狼塚2号古墳
所在地:広島県福山市駅家町法成寺字狼塚
築造時期:7世紀後半
規模:墳丘(全長:12m、高さ:不明)、主体部(全長:5.5m)
- 玄室(長さ:2.7m、幅:1.45m、高さ:1.45m)
- 羨道(長さ:2.2m、幅:1.45~1.5m、高さ:1.45m(袖部含まず))
解説:神辺平野の北側に広がる丘陵(標高144m)の斜面(畑地)に築かれていた。1997年(平成9年)、工業団地(福山北産業団地)の造成により南東250mの場所に移設されている。これに先立ち発掘調査が行われ墳丘自体は流出していたものの、墳丘周囲に幅2m~2.2m、深さ40cmの溝が巡らされていることがわかり、直径約12mの円墳であることが明らかになった。
埋葬施設は横穴式石室で南南東の方向に開口している。玄室、羨道ともほぼ同じ幅と高さで造られていて、その間を天井と壁面を石柱(幅約40cm)で突出させ空間を分離する形となっている。長さも玄室と羨道+石柱(袖部)でほぼ同じになっている。こうした構成は大坊古墳や大佐山白塚古墳と共通しており、玄室の大きさも大坊古墳に比べて、全長で約1/2、幅、高さは約2/3となっているなど、同様の規格により造られたようである。そのため、狼塚2号墳は研究者の間にも殆ど知られていなかったが、発掘により大きく注目されることになった。副葬品は殆ど残されていなかったが、発掘調査の際に石室内部から金具(馬具?)、管玉(滑石製)、須恵器の破片が出土している。
石室の石材は花崗岩の切石が用いられ、壁面は原則的高さ約1m石の上に50cmの石を積み重ねた二段の石材により造られている。天井部は北側が合掌式、南側は一枚岩の天井石となっている。加工精度は大坊古墳に比べ荒い。築造時期は大坊古墳に類似していることなどから、大防古墳に近い時期(7世紀前半)と考えられている。

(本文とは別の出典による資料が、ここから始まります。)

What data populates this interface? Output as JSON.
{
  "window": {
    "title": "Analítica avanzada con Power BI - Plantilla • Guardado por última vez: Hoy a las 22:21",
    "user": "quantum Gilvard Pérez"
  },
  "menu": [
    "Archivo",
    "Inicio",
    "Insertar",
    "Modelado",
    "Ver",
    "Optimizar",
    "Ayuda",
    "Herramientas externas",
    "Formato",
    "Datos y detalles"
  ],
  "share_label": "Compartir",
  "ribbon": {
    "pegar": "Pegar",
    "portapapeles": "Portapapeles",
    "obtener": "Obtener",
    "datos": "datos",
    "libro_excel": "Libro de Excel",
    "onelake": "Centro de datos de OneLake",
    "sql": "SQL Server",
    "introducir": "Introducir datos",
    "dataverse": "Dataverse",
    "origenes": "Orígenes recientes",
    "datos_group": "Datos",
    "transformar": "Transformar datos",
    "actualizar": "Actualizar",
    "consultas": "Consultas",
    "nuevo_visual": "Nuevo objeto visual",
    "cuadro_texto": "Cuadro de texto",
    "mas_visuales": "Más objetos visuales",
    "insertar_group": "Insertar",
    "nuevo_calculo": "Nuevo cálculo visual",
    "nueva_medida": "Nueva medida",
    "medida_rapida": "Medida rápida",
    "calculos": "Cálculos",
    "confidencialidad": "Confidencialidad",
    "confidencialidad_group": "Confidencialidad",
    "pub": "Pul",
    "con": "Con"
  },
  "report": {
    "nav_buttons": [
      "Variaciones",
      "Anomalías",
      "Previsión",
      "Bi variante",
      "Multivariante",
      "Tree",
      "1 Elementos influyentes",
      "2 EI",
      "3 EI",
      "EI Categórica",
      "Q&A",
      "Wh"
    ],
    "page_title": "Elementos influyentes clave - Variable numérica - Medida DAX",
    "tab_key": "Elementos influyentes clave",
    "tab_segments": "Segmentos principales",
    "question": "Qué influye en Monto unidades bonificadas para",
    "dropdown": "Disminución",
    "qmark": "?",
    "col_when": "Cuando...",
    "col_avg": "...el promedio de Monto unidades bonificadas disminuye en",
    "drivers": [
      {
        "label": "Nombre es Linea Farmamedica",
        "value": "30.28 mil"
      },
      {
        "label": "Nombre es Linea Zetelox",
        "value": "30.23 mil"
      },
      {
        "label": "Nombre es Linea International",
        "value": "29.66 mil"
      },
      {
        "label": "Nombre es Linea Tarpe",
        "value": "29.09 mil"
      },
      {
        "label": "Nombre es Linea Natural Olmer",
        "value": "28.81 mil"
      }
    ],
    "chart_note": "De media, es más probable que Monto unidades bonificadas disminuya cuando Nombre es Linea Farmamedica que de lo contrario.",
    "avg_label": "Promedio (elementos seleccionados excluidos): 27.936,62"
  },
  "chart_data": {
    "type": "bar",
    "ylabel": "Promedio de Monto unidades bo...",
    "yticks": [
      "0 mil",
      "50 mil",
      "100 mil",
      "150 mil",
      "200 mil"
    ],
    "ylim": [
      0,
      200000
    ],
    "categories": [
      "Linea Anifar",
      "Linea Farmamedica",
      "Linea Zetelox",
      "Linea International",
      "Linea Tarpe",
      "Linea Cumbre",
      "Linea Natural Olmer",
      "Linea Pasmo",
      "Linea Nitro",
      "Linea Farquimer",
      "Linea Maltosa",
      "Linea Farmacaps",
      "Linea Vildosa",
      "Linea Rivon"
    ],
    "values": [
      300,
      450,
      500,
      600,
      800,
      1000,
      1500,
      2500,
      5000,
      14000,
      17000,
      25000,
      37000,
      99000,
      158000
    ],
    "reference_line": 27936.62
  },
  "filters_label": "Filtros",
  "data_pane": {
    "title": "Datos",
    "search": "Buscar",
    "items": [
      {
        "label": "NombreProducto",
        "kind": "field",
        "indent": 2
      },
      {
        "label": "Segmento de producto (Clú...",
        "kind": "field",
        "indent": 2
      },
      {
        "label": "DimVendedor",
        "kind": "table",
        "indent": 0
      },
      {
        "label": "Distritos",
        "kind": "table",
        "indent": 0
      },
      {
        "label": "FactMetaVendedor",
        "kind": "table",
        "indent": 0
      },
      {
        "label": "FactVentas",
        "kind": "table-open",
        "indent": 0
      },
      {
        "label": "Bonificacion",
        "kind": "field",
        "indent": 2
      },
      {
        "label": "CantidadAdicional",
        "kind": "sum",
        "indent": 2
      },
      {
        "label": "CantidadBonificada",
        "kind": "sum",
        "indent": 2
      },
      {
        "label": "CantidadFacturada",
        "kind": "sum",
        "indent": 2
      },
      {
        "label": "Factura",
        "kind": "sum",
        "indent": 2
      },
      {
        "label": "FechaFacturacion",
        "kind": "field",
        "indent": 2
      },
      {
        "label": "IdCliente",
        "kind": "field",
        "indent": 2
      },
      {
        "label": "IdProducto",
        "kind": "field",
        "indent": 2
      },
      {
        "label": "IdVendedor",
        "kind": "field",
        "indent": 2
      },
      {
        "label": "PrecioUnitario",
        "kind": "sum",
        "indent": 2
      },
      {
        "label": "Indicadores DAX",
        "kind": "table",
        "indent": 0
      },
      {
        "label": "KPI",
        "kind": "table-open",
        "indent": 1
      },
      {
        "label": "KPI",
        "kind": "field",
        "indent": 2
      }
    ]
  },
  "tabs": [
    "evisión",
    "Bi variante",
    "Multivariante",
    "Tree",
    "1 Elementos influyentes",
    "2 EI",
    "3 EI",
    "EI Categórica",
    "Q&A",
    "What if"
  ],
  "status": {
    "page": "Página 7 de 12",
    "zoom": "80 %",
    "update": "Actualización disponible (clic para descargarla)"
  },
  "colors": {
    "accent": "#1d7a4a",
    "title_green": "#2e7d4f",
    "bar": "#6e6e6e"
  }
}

文献:吉備考古ライブラリィ5吉備の古墳(下)備中・備後(吉備人出版)
主体部入口。鉄格子により入れないようになっているが、実は隙間から入れないことはない…。
案内板より。発掘時の写真。墳丘の形状がよくわかる。
石室内部。床はコンクリートで固められている。
石室正面。
現在の位置から元の場所を望む。山は削られ工業団地となっている。